Gli ho chiesto: "Hai letto attentamente l'etichetta?"
"È la fiala di psilocibina che hai appena ricevuto, no?", chiese, guardando a quel tubo dalla forma tanto strana e buffa che aveva in mano. Lesse l'etichetta. C'era scritto "Lisergide". Disse: "Oh."
Passammo i minuti successivi cercando di capire quando LSD potesse essere sulla spatola, e appurammo che non poteva essere più di una qualche decina di microgrammi. Ma qualche decina di microgrammi può essere molto attiva, soprattutto in un curioso ma conservatore chimico analitico totalmente nuovo alle droghe.
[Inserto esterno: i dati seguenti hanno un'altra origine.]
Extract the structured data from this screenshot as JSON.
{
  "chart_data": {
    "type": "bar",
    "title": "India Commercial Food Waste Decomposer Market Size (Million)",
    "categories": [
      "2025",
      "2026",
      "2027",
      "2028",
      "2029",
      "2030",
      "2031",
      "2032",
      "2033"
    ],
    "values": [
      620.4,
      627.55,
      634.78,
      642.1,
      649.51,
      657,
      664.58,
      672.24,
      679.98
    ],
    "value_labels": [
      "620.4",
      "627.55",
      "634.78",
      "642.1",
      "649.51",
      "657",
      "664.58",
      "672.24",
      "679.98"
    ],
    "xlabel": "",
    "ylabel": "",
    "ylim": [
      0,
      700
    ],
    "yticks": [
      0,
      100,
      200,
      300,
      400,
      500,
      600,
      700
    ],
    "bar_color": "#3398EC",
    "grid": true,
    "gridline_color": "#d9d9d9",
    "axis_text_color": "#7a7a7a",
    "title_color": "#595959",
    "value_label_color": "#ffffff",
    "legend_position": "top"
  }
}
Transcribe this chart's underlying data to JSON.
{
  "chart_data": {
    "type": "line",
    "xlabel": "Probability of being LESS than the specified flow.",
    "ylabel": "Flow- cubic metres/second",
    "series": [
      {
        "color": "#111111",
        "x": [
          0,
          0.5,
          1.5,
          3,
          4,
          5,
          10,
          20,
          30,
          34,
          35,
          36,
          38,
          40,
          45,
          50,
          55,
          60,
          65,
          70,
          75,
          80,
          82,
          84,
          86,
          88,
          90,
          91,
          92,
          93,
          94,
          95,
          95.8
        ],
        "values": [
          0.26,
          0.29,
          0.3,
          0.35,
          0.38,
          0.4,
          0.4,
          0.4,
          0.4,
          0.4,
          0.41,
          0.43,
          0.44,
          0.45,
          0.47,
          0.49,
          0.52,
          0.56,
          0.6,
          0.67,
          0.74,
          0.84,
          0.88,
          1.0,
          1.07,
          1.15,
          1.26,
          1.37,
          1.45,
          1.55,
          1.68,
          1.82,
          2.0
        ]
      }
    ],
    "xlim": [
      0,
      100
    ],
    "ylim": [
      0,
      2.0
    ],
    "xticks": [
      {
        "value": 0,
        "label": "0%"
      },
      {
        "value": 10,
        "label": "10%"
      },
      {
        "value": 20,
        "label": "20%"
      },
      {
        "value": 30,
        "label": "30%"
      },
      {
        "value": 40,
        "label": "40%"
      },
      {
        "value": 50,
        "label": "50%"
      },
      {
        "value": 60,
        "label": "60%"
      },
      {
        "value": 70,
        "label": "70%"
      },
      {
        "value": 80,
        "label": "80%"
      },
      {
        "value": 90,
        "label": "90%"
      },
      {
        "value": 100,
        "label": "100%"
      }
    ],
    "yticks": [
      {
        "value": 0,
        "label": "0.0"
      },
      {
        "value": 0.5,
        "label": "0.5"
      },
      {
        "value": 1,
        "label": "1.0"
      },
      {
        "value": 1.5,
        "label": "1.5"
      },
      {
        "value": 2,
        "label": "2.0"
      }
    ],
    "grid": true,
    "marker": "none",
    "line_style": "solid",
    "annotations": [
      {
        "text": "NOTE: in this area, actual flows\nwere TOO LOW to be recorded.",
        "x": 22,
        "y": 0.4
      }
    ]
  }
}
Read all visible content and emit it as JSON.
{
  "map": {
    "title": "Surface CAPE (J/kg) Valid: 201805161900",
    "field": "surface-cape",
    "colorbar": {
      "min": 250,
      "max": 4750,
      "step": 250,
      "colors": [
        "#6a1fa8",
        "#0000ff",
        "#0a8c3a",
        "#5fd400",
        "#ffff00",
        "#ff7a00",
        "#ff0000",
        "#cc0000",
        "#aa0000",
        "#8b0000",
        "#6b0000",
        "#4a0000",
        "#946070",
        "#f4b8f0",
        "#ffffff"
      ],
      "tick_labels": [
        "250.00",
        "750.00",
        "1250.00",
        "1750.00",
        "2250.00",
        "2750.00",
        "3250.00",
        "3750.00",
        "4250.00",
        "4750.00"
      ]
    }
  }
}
"Bene", gli dissi,"Questo sarà un giorno decisamente interessante".
E infatti lo fu. I primi effetti furono chiaramente percepiti in circa venti minuti, e durante la fase di transizione, che durò circa quaranta minuti, passeggiammo fuori e camminammo attorno alla pianta pilota dietro l'edificio del laboratorio principale. Fu un giorno colmo di gioia per Burt. Ogni minuscolo dettaglio aveva una sua magica qualità. I reattori Pfaudler in acciaio inossidabile erano giganteschi meloni maturi, pronti per essere colti; il brillante vapore colorato e le pipette chimiche erano spaghetti d'avanguardia con odori appropriati, e gli ingegneri che camminavano erano cuochi che preparavano un banchetto reale. Nessuna tensione, solo esilarante svago. Passeggiammo per tutta la zona, ma il tema del cibo e delle sue percezioni sensoriali rimase il tema portante della giornata.
Nel tardo pomeriggio, Burt disse di essere sostanzialmente di nuovo nel mondo reale, ma quando gli chiesi se fosse in grado di guidare ammise che sarebbe stato meglio attendere ancora un po'. Alle 17:00 sembrava felicemente tornato indietro e, dopo un giro di prova - una specie di figura ad otto in un parcheggio semi-vuoto - prese la sua strada verso casa.
Che io sappia, Burt non ha mai più partecipato in nessun modo ad investigazioni personali sulle droghe, ma ha mantenuto un intimo e vivo interesse nella mia ricerca e apprezzava sempre la situazione in lenta evoluzione dell'equilibrio delicato tra struttura chimica e azione farmacologica, che continuai a condividere con lui per tutto il mio periodo alla Dole.
A volte si sente un qualche esperto nel campo delle droghe psichedeliche, e potreste sentirgli dar voce alla vecchia diceria che l'LSD è privo di odore, di colore e di sapore. Non gli credete. L'odore non ce l'ha, quando è completamente puro nemmeno il colore, ma il sapore ce l'ha. È lievemente amaro.
E se mai sentiste da qualcuno che le lumache marine possono essere usate per testare le droghe psichedeliche, non credete nemmeno a lui. Probabilmente ha preso parte ad un tour guidato nel mio laboratorio.